Like many others, I’m intimidated and sometimes paralyzed by the amount and complexity of world challenges we face. Even if you want to help, it’s very hard to decipher between the (trust)worthy movements and the unworthy ones.  With the ECP, though, I sleep with a clear conscience. Sure, my support of the Elderly Care Program doesn’t teach a man to fish, but it doesn’t disincentivize a man to fish, either. I may not be saving the environment or preparing the world for a growing population, but I am helping people who are alive now to live with dignity, minimal pain, and even happiness. I present to you a rare thing—a cause that is unambiguously good. And because the elderly care cause gets so little attention, your individual help—small as it may be—makes a tremendous, obvious difference. It is measured in sighs of relief as Maria Germana finally takes some pain medicine, in joy as Rosa hugs MF staff and chats with the other elderly care members during the lunch program, in every day of life that many of these people otherwise wouldn’t have.

Please consider helping. You can make (tax deductible) one-time or monthly donations to the ECP, and you can also sponsor an individual elderly person (someone listed on the ECP blog). To make a one-time donation to the Elderly Care Program, please click here and enter “Elderly Care Program” in the Other box. To sponsor an elderly person or make monthly contributions to the general ECP, please click here and put the details in the Other box.

Manuel Parajon enjoying some watermelon during the ECP lunch.

Maria Luisa Coraxon in the doorway of her room

Rosa saying thanks to the ECP donors. She has actually learned some English and says ¨thank you¨ to me!


  1. You’ve gotten it right and written it beautifully–the elderly care program is pure good. Nice job. Wish I was there too.

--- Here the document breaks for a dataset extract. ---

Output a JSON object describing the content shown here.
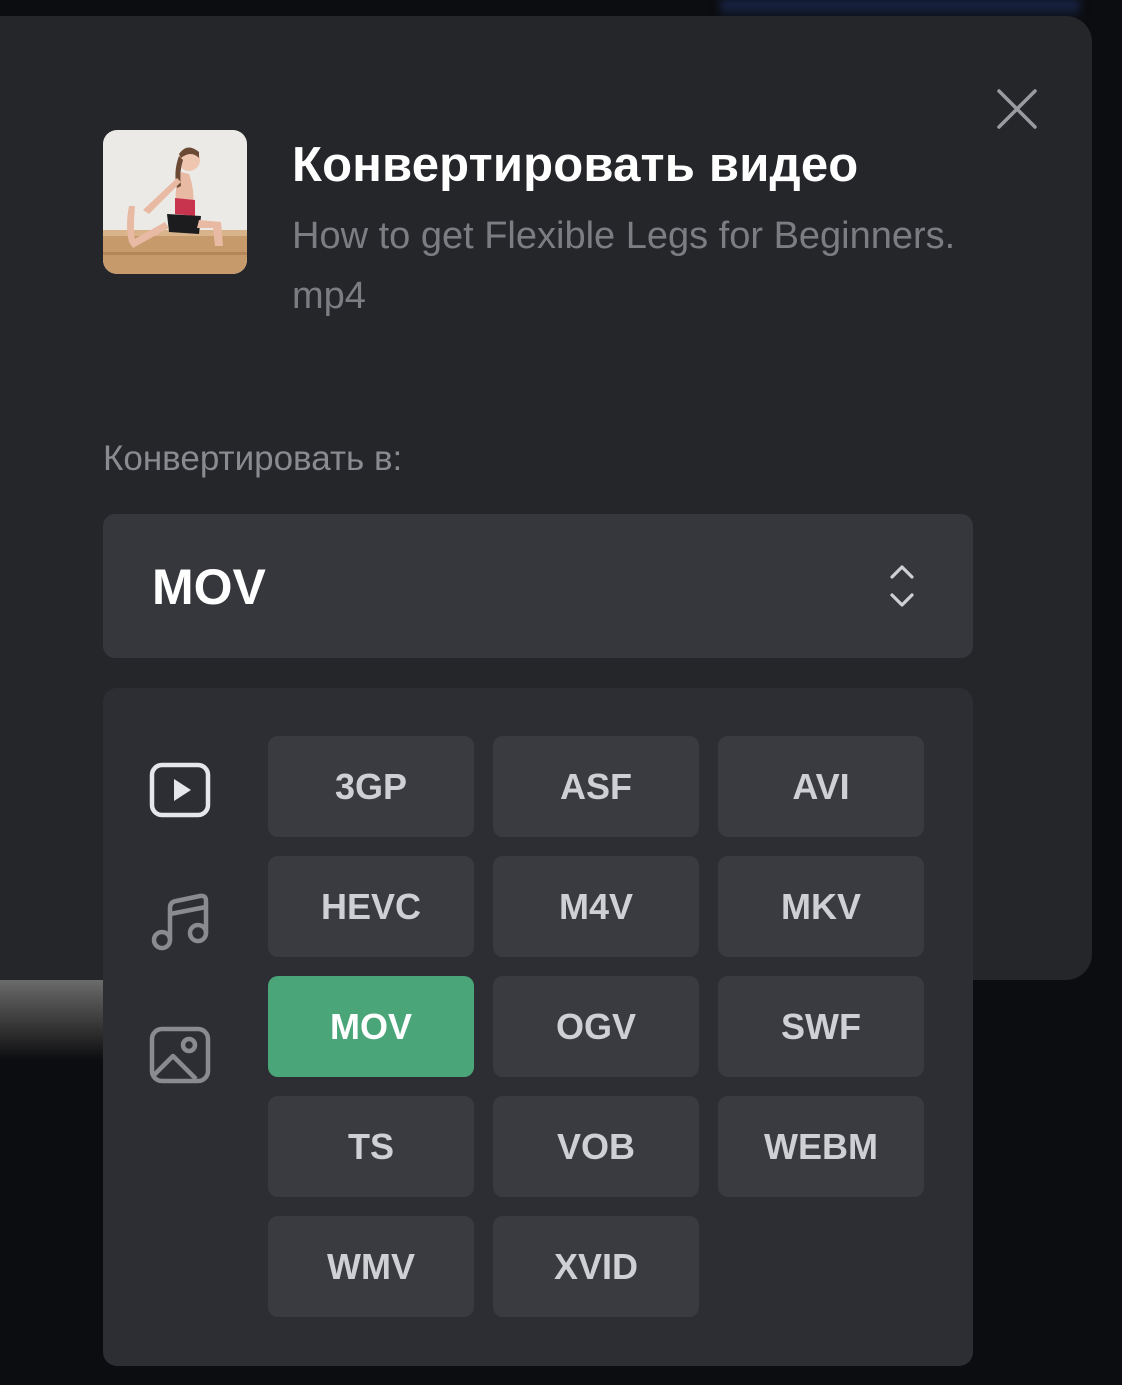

    • I wish it, too, Steph! Just got back from a baby shower for Lety. The entire MF staff crammed into two pickup trucks and went to a restaurant on the lake, all volcanoes visible. I took Pedro to the doctor today for a shot. He asked if Id come with him on Friday, too, and hugged me. All the ancianos are so sweet. Except one, who only knew that she knew me from somewhere, and tried to sell me some textiles. Manuel Parajon (the anciano brother) and I have smiling contests (he obviously wins). Ana Isabel finally has a wedding date (next month). The new staff and volunteers are great (but I already knew that, given their work). And Mayerlin says hi. And ¨whats crackin,¨ she asks (although I already told her whats cracking). Also, her hot water doesnt work, so that means 2 weeks of cold showers for me. YES! Seno Helen has been running very successful diabetes clinics and elderly clinics each month. Also, I cant find the apostraphe on this Guatemalan keyboard, sorry about that.